Eureka had been thrown into a state of crisis with the arrival of the QCA, the aging Johnson no longer having as strong of a grip on the Chinks as he had before. Local Mongol commanders, sometimes known as Khans, who oversaw the farming settlements had gained autonomy due to the difficulties in communication. These commanders enjoyed not having to always answer to Eureka and took every opportunity they could to ignore Eureka safely. The arrival of the QCA convinced many commanders to begin to conspire against Johnson.

Johnson's biggest surprise during this, however, was the emissary he received from the Illini. Despite being bitter enemies, the Illini representative told him that he was ordered to negotiate an alliance with the Chinks. He told Johnson that the Illini have been dealing with a much larger threat to the south, the Commonwealth of Kentucky and it's ally Vandalia. Johnson, realizing that the kingdom he created was on the verge of collapse, agreed to the alliance.

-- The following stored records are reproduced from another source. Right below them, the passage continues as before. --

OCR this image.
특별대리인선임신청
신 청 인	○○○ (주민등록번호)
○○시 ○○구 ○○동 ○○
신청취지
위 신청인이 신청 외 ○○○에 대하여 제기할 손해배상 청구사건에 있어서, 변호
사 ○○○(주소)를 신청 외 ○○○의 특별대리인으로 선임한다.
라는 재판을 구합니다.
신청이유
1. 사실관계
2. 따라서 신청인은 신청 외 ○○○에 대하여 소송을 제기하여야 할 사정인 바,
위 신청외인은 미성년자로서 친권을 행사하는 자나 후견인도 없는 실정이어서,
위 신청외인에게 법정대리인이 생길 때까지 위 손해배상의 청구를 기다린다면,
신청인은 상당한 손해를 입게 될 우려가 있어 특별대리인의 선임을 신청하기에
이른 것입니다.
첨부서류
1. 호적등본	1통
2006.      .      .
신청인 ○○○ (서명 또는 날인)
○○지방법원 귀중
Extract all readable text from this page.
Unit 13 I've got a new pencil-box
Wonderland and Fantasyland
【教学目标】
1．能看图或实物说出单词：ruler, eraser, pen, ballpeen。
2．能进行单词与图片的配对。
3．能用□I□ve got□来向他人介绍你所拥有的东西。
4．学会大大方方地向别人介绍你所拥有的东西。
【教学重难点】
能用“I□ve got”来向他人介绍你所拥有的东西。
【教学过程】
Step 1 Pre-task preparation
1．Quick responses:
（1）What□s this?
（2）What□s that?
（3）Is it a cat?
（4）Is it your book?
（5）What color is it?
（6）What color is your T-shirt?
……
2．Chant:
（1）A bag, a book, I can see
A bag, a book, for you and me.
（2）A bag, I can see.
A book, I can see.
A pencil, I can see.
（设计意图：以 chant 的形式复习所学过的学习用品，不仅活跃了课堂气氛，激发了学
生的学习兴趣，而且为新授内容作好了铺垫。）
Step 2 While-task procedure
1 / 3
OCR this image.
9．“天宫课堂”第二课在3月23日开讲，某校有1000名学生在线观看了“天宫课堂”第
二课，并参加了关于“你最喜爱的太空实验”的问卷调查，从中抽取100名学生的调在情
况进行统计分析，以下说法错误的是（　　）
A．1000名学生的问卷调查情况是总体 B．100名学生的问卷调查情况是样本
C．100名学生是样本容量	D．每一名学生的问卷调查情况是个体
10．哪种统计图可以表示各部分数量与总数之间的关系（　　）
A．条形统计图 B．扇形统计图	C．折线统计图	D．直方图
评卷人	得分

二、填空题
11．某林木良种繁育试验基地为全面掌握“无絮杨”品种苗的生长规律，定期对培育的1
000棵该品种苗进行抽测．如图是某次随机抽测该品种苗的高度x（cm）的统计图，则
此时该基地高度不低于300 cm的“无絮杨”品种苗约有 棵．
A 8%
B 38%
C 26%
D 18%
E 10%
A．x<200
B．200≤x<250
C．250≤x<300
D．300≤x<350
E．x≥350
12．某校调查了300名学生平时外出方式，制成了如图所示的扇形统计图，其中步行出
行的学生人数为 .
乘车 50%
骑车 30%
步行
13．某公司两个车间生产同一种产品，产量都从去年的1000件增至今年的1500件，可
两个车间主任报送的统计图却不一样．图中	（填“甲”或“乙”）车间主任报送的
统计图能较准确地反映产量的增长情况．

Since the alliance, the Chinks and the Illini have worked together to deny Central Illinois to the more organized states surrounding it. Further expeditions by the QCA and Kentucky have not been as successful from the first QCA one in 2003. Attempts to explore the region have resulted in heavy losses, causing both nations to put restrictions on travel in the region. For the present, Johnson and his Chinks are safe for now, but if the East American Alliance or the United Communities ever decided to bring their full weight against gangs of Central Illinois, it would be the end of the neo-feudalism that has infected the region.